10 of the 140 Ram 1500 PHEVs in service around the country have been allocated to the Massachusetts Bay Transportation Authority (MBTA). Ram chose Boston to test the trucks for the next three years so that it could collect data on its plug-in hybrid systems under city driving conditions. “Boston offers heavy traffic and urban driving that are ideal city test cycles,” said Abdullah Bazzi, Chrysler Senior Manager for advanced hybrid vehicle project, “The constant charging will allow us to measure the impact on battery life and charging efficiency.”
Chrysler is currently using the Ram 1500 PHEVs to evaluate how its customers use, drive, and charge the vehicles, as well as to collect data on thermal management, fuel economy, emissions, and impact on the regional power grid.

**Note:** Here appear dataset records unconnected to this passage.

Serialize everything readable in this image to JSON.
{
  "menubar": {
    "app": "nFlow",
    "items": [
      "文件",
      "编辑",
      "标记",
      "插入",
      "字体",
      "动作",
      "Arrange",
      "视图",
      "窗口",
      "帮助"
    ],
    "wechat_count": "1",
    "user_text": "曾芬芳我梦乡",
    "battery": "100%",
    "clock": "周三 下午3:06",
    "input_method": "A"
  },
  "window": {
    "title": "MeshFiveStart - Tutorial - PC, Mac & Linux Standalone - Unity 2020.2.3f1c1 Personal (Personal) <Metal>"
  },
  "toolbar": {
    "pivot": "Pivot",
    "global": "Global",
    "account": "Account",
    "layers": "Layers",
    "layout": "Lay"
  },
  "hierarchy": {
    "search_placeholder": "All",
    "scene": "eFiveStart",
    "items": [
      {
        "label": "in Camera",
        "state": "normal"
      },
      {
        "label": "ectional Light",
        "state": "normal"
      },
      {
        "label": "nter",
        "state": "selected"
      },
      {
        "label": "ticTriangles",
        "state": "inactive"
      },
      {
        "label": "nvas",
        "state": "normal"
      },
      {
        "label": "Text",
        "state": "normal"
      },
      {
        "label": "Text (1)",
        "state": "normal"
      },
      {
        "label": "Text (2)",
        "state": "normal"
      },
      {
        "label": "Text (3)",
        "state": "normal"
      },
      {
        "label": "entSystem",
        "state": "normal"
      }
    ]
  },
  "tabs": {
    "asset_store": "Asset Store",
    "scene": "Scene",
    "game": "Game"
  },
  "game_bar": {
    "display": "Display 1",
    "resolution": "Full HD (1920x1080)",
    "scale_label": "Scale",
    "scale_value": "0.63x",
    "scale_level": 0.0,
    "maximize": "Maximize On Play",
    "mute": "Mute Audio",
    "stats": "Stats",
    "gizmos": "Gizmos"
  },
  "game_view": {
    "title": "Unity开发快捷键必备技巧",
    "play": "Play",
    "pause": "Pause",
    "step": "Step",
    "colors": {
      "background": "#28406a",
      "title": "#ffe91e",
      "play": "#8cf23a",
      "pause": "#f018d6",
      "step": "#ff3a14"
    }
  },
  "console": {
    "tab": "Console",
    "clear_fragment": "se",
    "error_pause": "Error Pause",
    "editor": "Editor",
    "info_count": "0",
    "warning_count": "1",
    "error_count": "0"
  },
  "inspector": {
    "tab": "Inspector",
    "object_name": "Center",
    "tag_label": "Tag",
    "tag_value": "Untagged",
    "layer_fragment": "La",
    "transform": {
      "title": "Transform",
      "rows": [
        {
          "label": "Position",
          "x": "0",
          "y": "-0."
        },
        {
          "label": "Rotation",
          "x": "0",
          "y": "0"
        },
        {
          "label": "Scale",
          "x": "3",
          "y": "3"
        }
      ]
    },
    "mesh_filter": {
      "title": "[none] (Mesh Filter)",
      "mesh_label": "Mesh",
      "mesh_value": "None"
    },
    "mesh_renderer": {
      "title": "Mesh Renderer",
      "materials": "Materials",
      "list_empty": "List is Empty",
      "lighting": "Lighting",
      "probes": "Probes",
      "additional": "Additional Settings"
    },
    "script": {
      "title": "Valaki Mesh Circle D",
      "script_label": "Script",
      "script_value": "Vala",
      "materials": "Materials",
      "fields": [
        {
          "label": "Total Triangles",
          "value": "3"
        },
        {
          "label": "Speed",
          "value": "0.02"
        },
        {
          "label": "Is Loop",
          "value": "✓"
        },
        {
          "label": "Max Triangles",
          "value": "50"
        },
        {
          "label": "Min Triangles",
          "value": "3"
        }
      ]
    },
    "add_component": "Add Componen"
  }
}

Other cities that have received Ram 1500 PHEVs include Yuma, Ariz., Albany, N.Y., Charlotte, N.C., and San Francisco and Sacramento, Calif.
As a refresher, the Ram 1500 PHEV is based on Chrysler’s short-lived dual-mode hybrid system (shared with General Motors) that made its way into to handful of Dodge Durangos and Chrysler Aspens. The Ram 1500 PHEV is powered by a 5.7-liter Hemi V-8, an electric motor, and a 12.9 kWhr lithium ion battery pack, which is installed underneath the rear seats.
Despite the sizable test program, Chrysler maintains it currently has no plans for a production version of the 1500 PHEV.